Yazarımız Muharrem Bayraktar'ın yaptığı ve Pazartesi günü yayınladığımız röportajda, gerçekleri bire bir yaşayan bir ismin, KKTC Dışişleri Bakanı Tahsin Ertuğruloğlu'nun ağzından, entel barlarda ahkâm kesenlerin kaleminden kaçırılmaması gereken fırsat olarak takdim edilen 11 Kasım 2002 tarihli Annan Planı'nın bir çözüm değil, çözülmüş bir sorunu tekrar sorun haline getirecek, Türkiye ve Türklerin Kıbrıs'tan tasfiyesini beraberinde getirecek bir plan olduğunu gözler önüne serdik. Planın, Kıbrıs'ı Enosis'e kurban veren bir özellik taşıdığına dikkat çektik. Hatta işin Kıbrıs'la bitmeyeceğini, Ege ve Patrikhane gibi Helen ideallerine sıranın geleceğini aktardık. Dahası, Türkiye'nin böyle haklı bir davada zemin kaybetmesi durumunda başka hiç bir davasında zemin tutturamayacağını, Kıbrıs'ta boyun bükmenin bel bükmelere yol açacağını belirttik. Türkiye ve Yunanistan'ın birlikte üye olmadığı hiç bir siyasi ve ekonomik topluluğa Kıbrıs'ın alınamayacağını öngören uluslararası anlaşmalara rağmen AB'nin yaptığının Kıbrıs'ı işgalden başka bir anlam taşımadığı gibi yeni ve ufuk açıcı bir tespiti gündeme armağan ettik. Kıbrıs davasının, özellikle Türkiye'deki yeni hükümetle gündeme gelen "Kıbrıs konusunda mevcut statükonun dilinden konuşmayacağız" türünden açıklamaları bile "asıl statüko Rumları tüm Kıbrıs'ın hükümeti görmektir" şeklinde şerh etmesini bilecek kadar davasına vakıf bir kadronun elinde bulunduğunu ortaya koyarak yüreklere su serptik.

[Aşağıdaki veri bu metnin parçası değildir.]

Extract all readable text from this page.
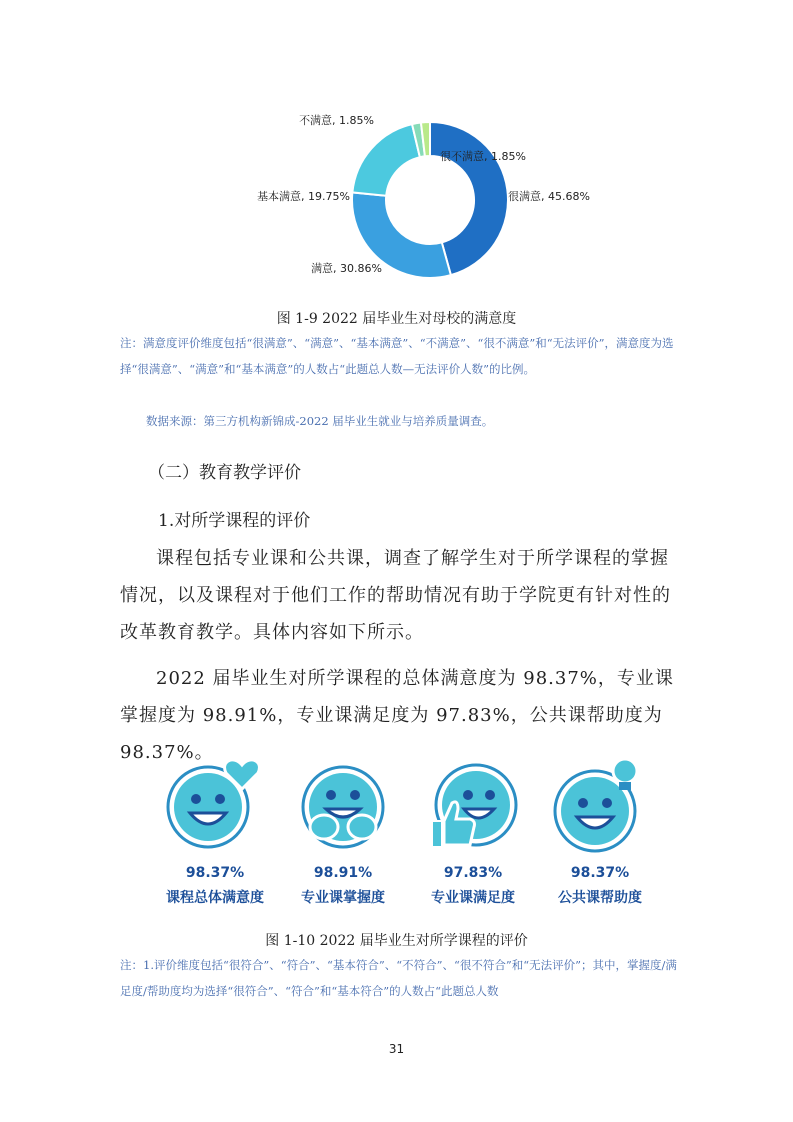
很满意, 45.68%
满意, 30.86%
基本满意, 19.75%
不满意, 1.85%
很不满意, 1.85%
图 1-9 2022 届毕业生对母校的满意度
注：满意度评价维度包括“很满意”、“满意”、“基本满意”、“不满意”、“很不满意”和“无法评价”，满意度为选择“很满意”、“满意”和“基本满意”的人数占“此题总人数—无法评价人数”的比例。
数据来源：第三方机构新锦成-2022 届毕业生就业与培养质量调查。
（二）教育教学评价
1.对所学课程的评价
课程包括专业课和公共课，调查了解学生对于所学课程的掌握情况，以及课程对于他们工作的帮助情况有助于学院更有针对性的改革教育教学。具体内容如下所示。
2022 届毕业生对所学课程的总体满意度为 98.37%，专业课掌握度为 98.91%，专业课满足度为 97.83%，公共课帮助度为 98.37%。
98.37%
课程总体满意度
98.91%
专业课掌握度
97.83%
专业课满足度
98.37%
公共课帮助度
图 1-10 2022 届毕业生对所学课程的评价
注：1.评价维度包括“很符合”、“符合”、“基本符合”、“不符合”、“很不符合”和“无法评价”；其中，掌握度/满足度/帮助度均为选择“很符合”、“符合”和“基本符合”的人数占“此题总人数
31
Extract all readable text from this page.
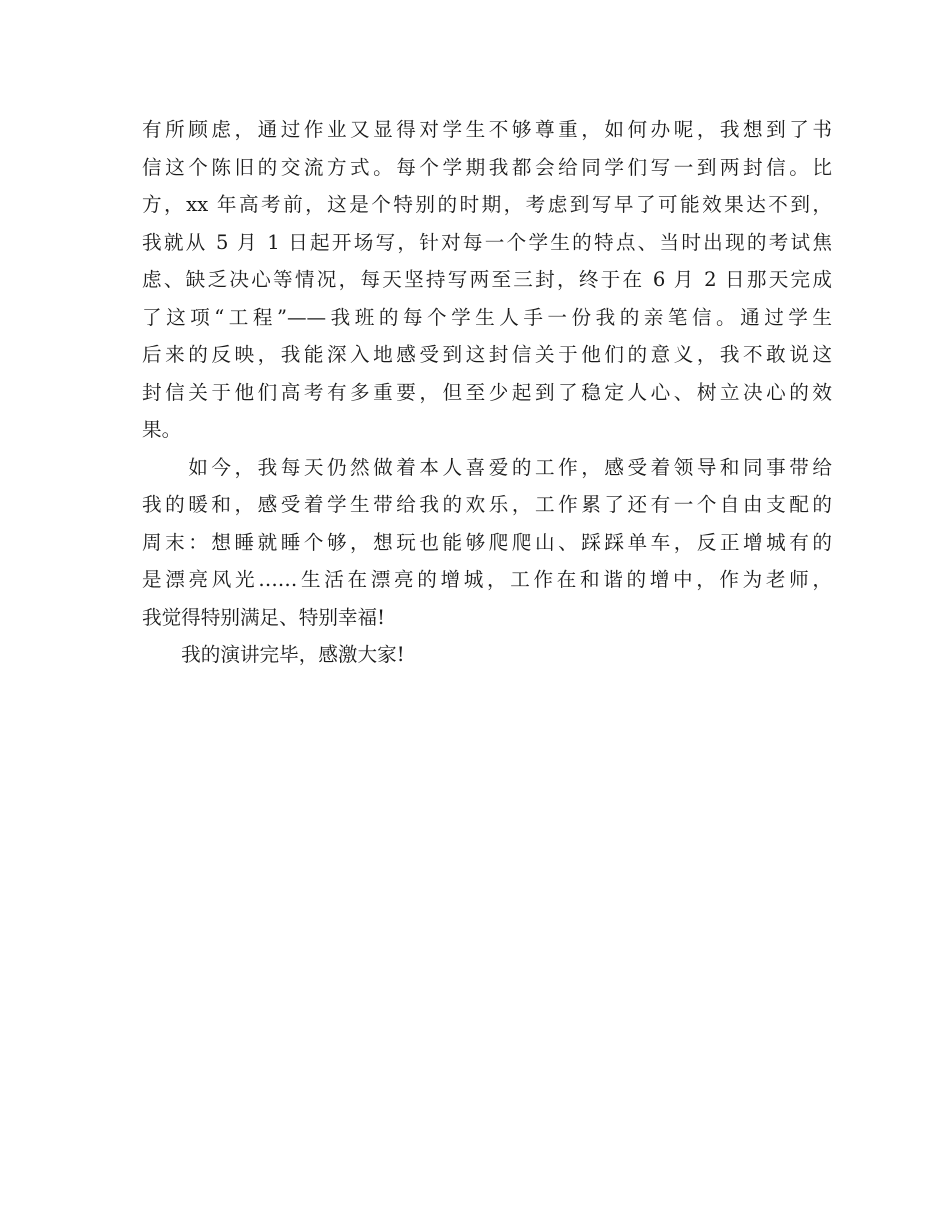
有所顾虑，通过作业又显得对学生不够尊重，如何办呢，我想到了书
信这个陈旧的交流方式。每个学期我都会给同学们写一到两封信。比
方，xx 年高考前，这是个特别的时期，考虑到写早了可能效果达不到，
我就从 5 月 1 日起开场写，针对每一个学生的特点、当时出现的考试焦
虑、缺乏决心等情况，每天坚持写两至三封，终于在 6 月 2 日那天完成
了这项“工程”——我班的每个学生人手一份我的亲笔信。通过学生
后来的反映，我能深入地感受到这封信关于他们的意义，我不敢说这
封信关于他们高考有多重要，但至少起到了稳定人心、树立决心的效
果。
　　如今，我每天仍然做着本人喜爱的工作，感受着领导和同事带给
我的暖和，感受着学生带给我的欢乐，工作累了还有一个自由支配的
周末：想睡就睡个够，想玩也能够爬爬山、踩踩单车，反正增城有的
是漂亮风光……生活在漂亮的增城，工作在和谐的增中，作为老师，
我觉得特别满足、特别幸福!
　　我的演讲完毕，感激大家!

Dışişleri Bakanı Ertuğruloğlu'nun da içinde bulunduğu bu kadronun sembol ismi ise hiç şüphesiz Cumhurbaşkanı Rauf Denktaş'tır. Uluslararası statükonun Kıbrıs'ın tümünün hükümeti kabul etme hukuksuzluğunu resmiyete dökme tuzağı Annan Planını müzakere masasında göğüsleyecek isimdir Denktaş. Kıbrıs Türkünün boynuna geçirilen yeni bir ilmek olmaktan öte Türkiye'deki Türklerin de Anadolu'ya hapsedilmesinin tamamlanmasını beraberinde getirecek bu planın arka planını, satırlarda uzatılan havuçların satır aralarındaki tuzaklara nasıl kamuflaj görevi gördüğünü en iyi bilecek isimdir Denktaş. Denktaş, Kıbrıs Türkünün de Türkiye'nin de çıkarlarını savunmasını bilen ve ender yetişen liderlerden biridir. Gerçek bu olmasına rağmen, hem Türkiye'de hem de KKTC'de sahneye konulan 5. Kol faaliyetleri ile arkadan hançerlenmek istenmekte olan... Annan Planı sanki çözümmüş gibi çözümün önünde engel görülerek "Denktaş istifa" kabilinden hakkında ayağı yere basmayan köksüz sözler sarfedilen... Belki de 1974 öncesinden daha kritik bir dönemece giren Kıbrıs davasını, bu dönemeçten kazasız geçirecek, azgın Enosis dalgaları arasında Kıbrıs Türkünün içinde bulunduğu gemiyi hayat sahiline salimen ulaştıracak "usta kaptan"la, destek olunacak yerde köstek olarak elinin zayıflatılmak istendiği bir ortamda arkadaşımız Nevzat Yıldırım, bizzat KKTC'ye giderek görüştü. Annan Planı hakkındaki görüşlerini aldı. Arkadaşımız Kamil Bayraktar da bu görüşleri yayına hazırladı.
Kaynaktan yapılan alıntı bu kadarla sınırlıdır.